Мир Марка состоял из трех красок: серого бетона, черной грязи и багрового гнева. Последний жил где-то глубоко внутри, под грудой обид, и пожирал все остальное.
Ему было тридцать с лишним, и жизнь уже давно обтесала его, как булыжник, оставив грубые, угловатые черты. Широкие плечи, привыкшие таскать тяжести, ссутулились под невидимым грузом. Руки с обветренной, исцарапанной кожей и костяшками, разбитыми в кровь о чужие челюсти и бетонные блоки, всегда были сжаты в кулаки. Даже во сне. Взгляд его, цвета мокрого асфальта, цеплялся за людей и словно ставил на них клеймо: «Не подходи. Опасно».
Внешность Марка была бы летописью его жизни, если бы кто-то умел ее читать. Каждая черта, каждый шрам рассказывали историю борьбы и выживания.
Он был высок и широк в плечах – не спортивной, а силовой, рабочей шириной, приобретенной от лет таскания тяжестей на стройке. Движения его были немного скованными, будто мышцы привыкли находиться в постоянном напряжении, готовые к обороне или удару.
Его лицо вряд ли можно было назвать привлекательным в общепринятом смысле. Скорее, запоминающимся. Оно было грубовато высечено, с тяжелой, упрямой челюстью и скулами, на которые ложились тени от выступающих надбровных дуг. Кожа – обветренная, загорелая до темно-бронзового оттенка, с сеткой ранних морщин у глаз и в уголках рта. Эти морщины были не от смеха, а от постоянного прищура под солнцем и нескончаемого внутреннего напряжения.
Глаза – его самое противоречивое качество. Цвета мокрого асфальта, они чаще всего были сужены, прикрываясь тяжелыми веками. Взгляд – прямой, испытующий, недоверчивый. В нем читалась усталость, затаенная агрессия и стена, выстроенная между ним и миром. Но если бы кто-то посмотрел пристальнее и дольше, они могли бы разглядеть в их глубине то, что Марк тщательно скрывал: следы старой, детской боли. Что-то растерянное и беззащитное, словно во взгляде забитого ребенка, который так и не понял, за что его так сурово наказала жизнь.
И была одна странная, диссонирующая деталь, которую почти никто не видел. На внутренней стороне левого запястья, там, где кожа особенно нежная, виднелась маленькая, старая татуировка. Неумелая, детская, сделанная, скорее всего, самодельной машинкой в подвале. На ней был изображен единорог. Схематичный, кривоватый, но узнаваемый. След другой, давно забытой жизни, которую он носил на себе, как тайное клеймо, и которую тщательно скрывал под длинными рукавами или поворотом руки. Это был безмолвный намек на то, что под этой грубой, испещренной шрамами оболочкой, все еще тлела искра чего-то, что верило в сказки.
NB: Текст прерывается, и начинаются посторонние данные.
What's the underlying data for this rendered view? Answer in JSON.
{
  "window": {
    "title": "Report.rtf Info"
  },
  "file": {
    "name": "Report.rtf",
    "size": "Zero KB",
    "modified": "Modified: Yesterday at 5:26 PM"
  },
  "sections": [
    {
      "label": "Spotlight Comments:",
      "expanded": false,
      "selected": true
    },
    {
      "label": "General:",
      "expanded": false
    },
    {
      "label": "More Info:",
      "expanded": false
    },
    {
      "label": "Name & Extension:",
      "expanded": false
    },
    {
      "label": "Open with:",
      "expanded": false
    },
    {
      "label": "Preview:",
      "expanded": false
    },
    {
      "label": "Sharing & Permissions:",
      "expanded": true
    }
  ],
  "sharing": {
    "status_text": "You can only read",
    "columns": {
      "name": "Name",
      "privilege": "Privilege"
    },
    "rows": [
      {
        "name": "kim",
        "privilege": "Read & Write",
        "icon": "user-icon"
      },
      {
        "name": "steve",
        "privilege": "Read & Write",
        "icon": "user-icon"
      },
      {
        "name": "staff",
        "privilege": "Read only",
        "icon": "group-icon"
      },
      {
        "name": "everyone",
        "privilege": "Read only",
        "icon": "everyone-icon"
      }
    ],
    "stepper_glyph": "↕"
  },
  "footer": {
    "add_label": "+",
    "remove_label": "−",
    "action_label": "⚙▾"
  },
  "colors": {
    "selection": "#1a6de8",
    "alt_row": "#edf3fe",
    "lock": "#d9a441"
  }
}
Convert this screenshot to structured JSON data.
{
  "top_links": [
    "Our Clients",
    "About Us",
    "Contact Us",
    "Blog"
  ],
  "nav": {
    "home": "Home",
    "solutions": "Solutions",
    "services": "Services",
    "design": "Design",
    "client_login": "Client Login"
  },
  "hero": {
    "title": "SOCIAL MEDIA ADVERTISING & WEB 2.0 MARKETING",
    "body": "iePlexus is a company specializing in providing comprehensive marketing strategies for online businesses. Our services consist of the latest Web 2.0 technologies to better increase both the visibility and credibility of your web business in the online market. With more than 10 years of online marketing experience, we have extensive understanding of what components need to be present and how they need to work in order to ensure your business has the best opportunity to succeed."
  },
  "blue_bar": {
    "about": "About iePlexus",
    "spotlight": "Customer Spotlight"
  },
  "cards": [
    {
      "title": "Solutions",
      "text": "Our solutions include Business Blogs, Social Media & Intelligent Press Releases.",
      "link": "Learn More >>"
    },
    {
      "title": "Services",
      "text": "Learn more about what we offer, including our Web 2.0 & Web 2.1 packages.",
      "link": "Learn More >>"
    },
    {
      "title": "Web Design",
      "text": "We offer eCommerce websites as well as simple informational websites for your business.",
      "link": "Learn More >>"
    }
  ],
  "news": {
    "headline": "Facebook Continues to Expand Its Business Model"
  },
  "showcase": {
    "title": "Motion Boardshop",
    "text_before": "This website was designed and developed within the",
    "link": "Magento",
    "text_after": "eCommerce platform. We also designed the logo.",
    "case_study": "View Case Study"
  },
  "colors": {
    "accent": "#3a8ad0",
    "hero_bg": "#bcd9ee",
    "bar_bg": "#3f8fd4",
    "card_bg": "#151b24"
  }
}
Женщины его боялись. Чуяли исходящую от него волну не просто грубости, а животной, невысказанной боли. Он и не пытался подойти, зная, чем закончится: либо он скажет что-то колючее и ранящее, либо просто молча уйдет, оставив за собой неловкое молчание.
Такой он был. Колючий, как еж. И так же, как еж, внутри – мягкий и уязвимый. Но эту мягкость он прятал так глубоко, что, казалось, и сам о ней забыл.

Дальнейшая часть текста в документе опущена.